Parenting Advice ColumnSubject: temper tantrums
My son is 16 months old and is starting to show his temper when he does not get what he wants. Last night I took him outside with me to grill out. He saw the swing on the other side of the yard and walked over to it and began pointing at it. I was still at the grill and told him he could not swing at this time because of my cooking our dinner. After a few minutes of this, crying and telling him I was sorry; he walked back toward me. When he got almost to me at the deck he began hitting the deck and crying to get my attention. I told him I was sorry and we would swing tomorrow when we got home. It took him several minutes to get over this. He has begun to do something like this anytime he does not get his way. Sometimes his mom or I will give in to the temper or tell him 'No Sir' and let him cry it out.
Is this an appropriate approach to take or what would be best to handle these situations?
Thank you for writing about this important topic, and for being a caring father who wants to do what is best for your child.
Tantrums occur when a child, for whatever reason (hunger, fatigue, anger, fear, stress, allergy) has gone beyond his ability to cope with frustration.
The most important thing to remember is that this is a child -- a person who is still learning about life and its complexities. He or she simply has not had the time and experience that we have had to understand and tolerate all the various sources of frustration. If we can remember to take this into account, our own level of tolerance and understanding will increase and make it much easier for us to intervene in a caring and successful way. If we act on the assumption that the child is doing the very best she can, given his age and level of experience, we will then be able to express the understanding and compassion that is necessary for handling a tantrum in the best way possible. If we act on the assumption that the child should behave as would an adult at all times, we are doomed to failure.
It is far easier on everyone, of course, if a tantrum can be prevented in the first place, by being alert to a child's growing restlessness or fatigue, and providing him with some enjoyable activity. In the example you describe, for example, your son was becoming restless while you were busy cooking. A busy parent and a bored child is a combination that can often lead to tantrums or other troublesome behavior. At those times, a little creativity can go a long way to prevent problems. In your example, you might provide him with a cardboard box and a spoon so he can pretend to barbecue as you are doing.

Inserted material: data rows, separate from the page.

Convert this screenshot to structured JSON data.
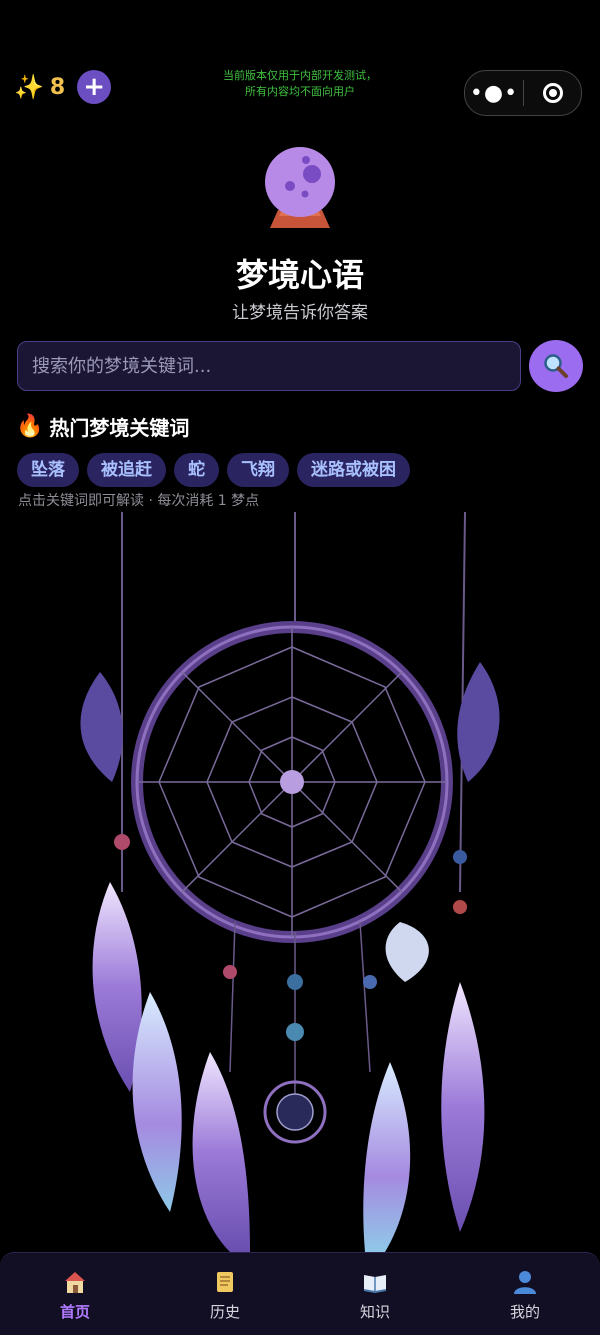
{
  "topbar": {
    "sparkle_icon": "sparkle-icon",
    "points": "8",
    "add_label": "+",
    "dev_notice_line1": "当前版本仅用于内部开发测试，",
    "dev_notice_line2": "所有内容均不面向用户",
    "capsule_more": "•●•"
  },
  "app": {
    "title": "梦境心语",
    "subtitle": "让梦境告诉你答案"
  },
  "search": {
    "placeholder": "搜索你的梦境关键词...",
    "value": ""
  },
  "hot": {
    "title": "热门梦境关键词",
    "tags": [
      "坠落",
      "被追赶",
      "蛇",
      "飞翔",
      "迷路或被困"
    ],
    "hint": "点击关键词即可解读 · 每次消耗 1 梦点"
  },
  "tabbar": {
    "items": [
      {
        "label": "首页",
        "icon": "home-icon",
        "active": true
      },
      {
        "label": "历史",
        "icon": "scroll-icon",
        "active": false
      },
      {
        "label": "知识",
        "icon": "book-icon",
        "active": false
      },
      {
        "label": "我的",
        "icon": "user-icon",
        "active": false
      }
    ]
  },
  "colors": {
    "accent": "#9b6cf0",
    "tag_bg": "#2a2460",
    "tag_text": "#a9c0ff",
    "points": "#f2c14e",
    "notice": "#3fc03f"
  }
}
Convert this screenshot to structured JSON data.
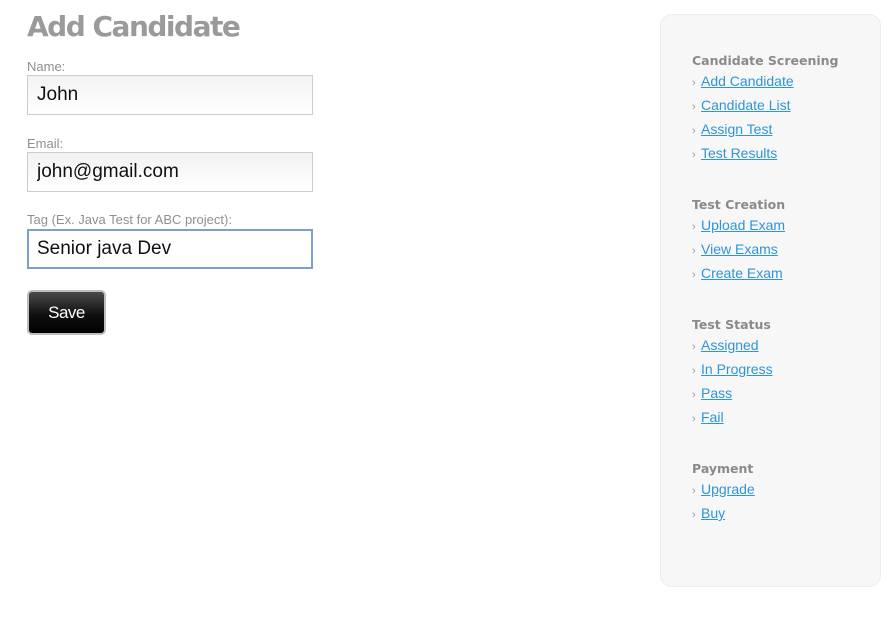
{
  "page": {
    "title": "Add Candidate"
  },
  "form": {
    "name_label": "Name:",
    "name_value": "John",
    "email_label": "Email:",
    "email_value": "john@gmail.com",
    "tag_label": "Tag (Ex. Java Test for ABC project):",
    "tag_value": "Senior java Dev",
    "save_label": "Save"
  },
  "sidebar": {
    "sections": [
      {
        "title": "Candidate Screening",
        "items": [
          "Add Candidate",
          "Candidate List",
          "Assign Test",
          "Test Results"
        ]
      },
      {
        "title": "Test Creation",
        "items": [
          "Upload Exam",
          "View Exams",
          "Create Exam"
        ]
      },
      {
        "title": "Test Status",
        "items": [
          "Assigned",
          "In Progress",
          "Pass",
          "Fail"
        ]
      },
      {
        "title": "Payment",
        "items": [
          "Upgrade",
          "Buy"
        ]
      }
    ]
  },
  "icons": {
    "chevron": "chevron-right-icon"
  },
  "colors": {
    "link": "#2f94d8",
    "title": "#9a9a9a",
    "focus_border": "#7d9ed1",
    "button": "#000000"
  }
}
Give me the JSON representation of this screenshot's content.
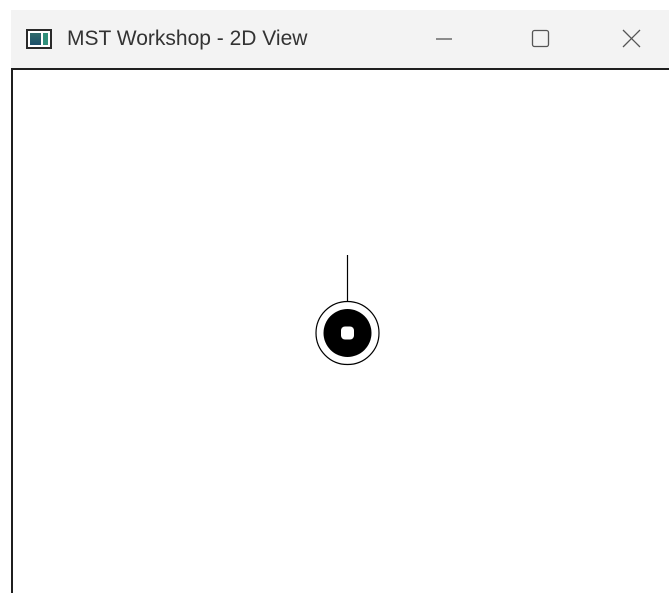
{
  "window": {
    "title": "MST Workshop - 2D View",
    "icon": "app-window-icon",
    "controls": {
      "minimize_icon": "minimize-icon",
      "maximize_icon": "maximize-icon",
      "close_icon": "close-icon"
    }
  },
  "canvas": {
    "background": "#ffffff",
    "node": {
      "outer_ring_color": "#000000",
      "fill_color": "#000000",
      "core_color": "#ffffff",
      "edge_color": "#000000"
    }
  }
}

If, in spite of your attempts to prevent tantrums, they continue to occur, try to determine if there is a pattern to them. Do they occur at the same time of day, after certain foods, or with the same people? If possible, avoid the source of the frustration, change the child's schedule (perhaps he needs more rest before certain activities), or avoid stressful overexertion, such as lengthy shopping trips.
If a child does have a tantrum despite your best efforts, the most effective approach is one that is gentle, understanding, and non-threatening. Tantrums are also distressing to the parent, of course, but the child is less able to control his rage. If the parent reacts with anger, impatience, or threatening words, that will only increase the child's distress, because he is looking to the parent for help. If it seems to the child that the parent is unable to provide this support, that will only serve to frighten and upset him further. (Punishment will only make things worse, because the source of the behavior has not been addressed, the child will become more angry, and a vicious cycle will result.)
While it may be difficult for parents to remain calm when a child has lost control, it is vital that we provide this control for the child. As Dr. Judith Kariansky wrote, "Remember, when they have a tantrum, don't have one of your own."
As soon as a child allows it, try to calm him by gentle touching and soft words. If you are in a public place, try to move to a quieter, less crowded, and less brightly lit place. Nursing or a nutritious snack can be helpful at that point (always bring snacks with you when traveling away from home with a young child).
An excellent example of a gentle and effective approach to a child's tantrum is presented in The Womanly Art of Breastfeeding (written and published by the La Leche League):
"When our youngest was about two and a half, a friend had come for lunch, and Peter was for the most part amusing himself. But late in the afternoon, when I told him to stop something he was doing, his tolerance level burst and he had his first tantrum! I went over and sat on the floor beside him and reached over to pat him gently. At first he rejected my hand and literally threw it back at me. So I just sat by him and waited, whispering "I love you Petey."
"He quieted very quickly and rolled himself over to me, burying his face in my lap, and finished sobbing in comfort. When the storm was over, he had forgotten what started it and we trotted immediately to the kitchen. While I was happy and relieved to know that I had been able to calm him, I girded myself for repeat performances. To my surprise, he had only two or three more tantrums, and they were mild and quickly over."
Parents who have been able to stand by their child, letting him know they love him no less at difficult times, usually find that tantrums become fewer and easier to control. Knowing that we are loved for ourselves, regardless of whether we can always stay in control of our behavior, is a very powerful source of inner strength and further growth.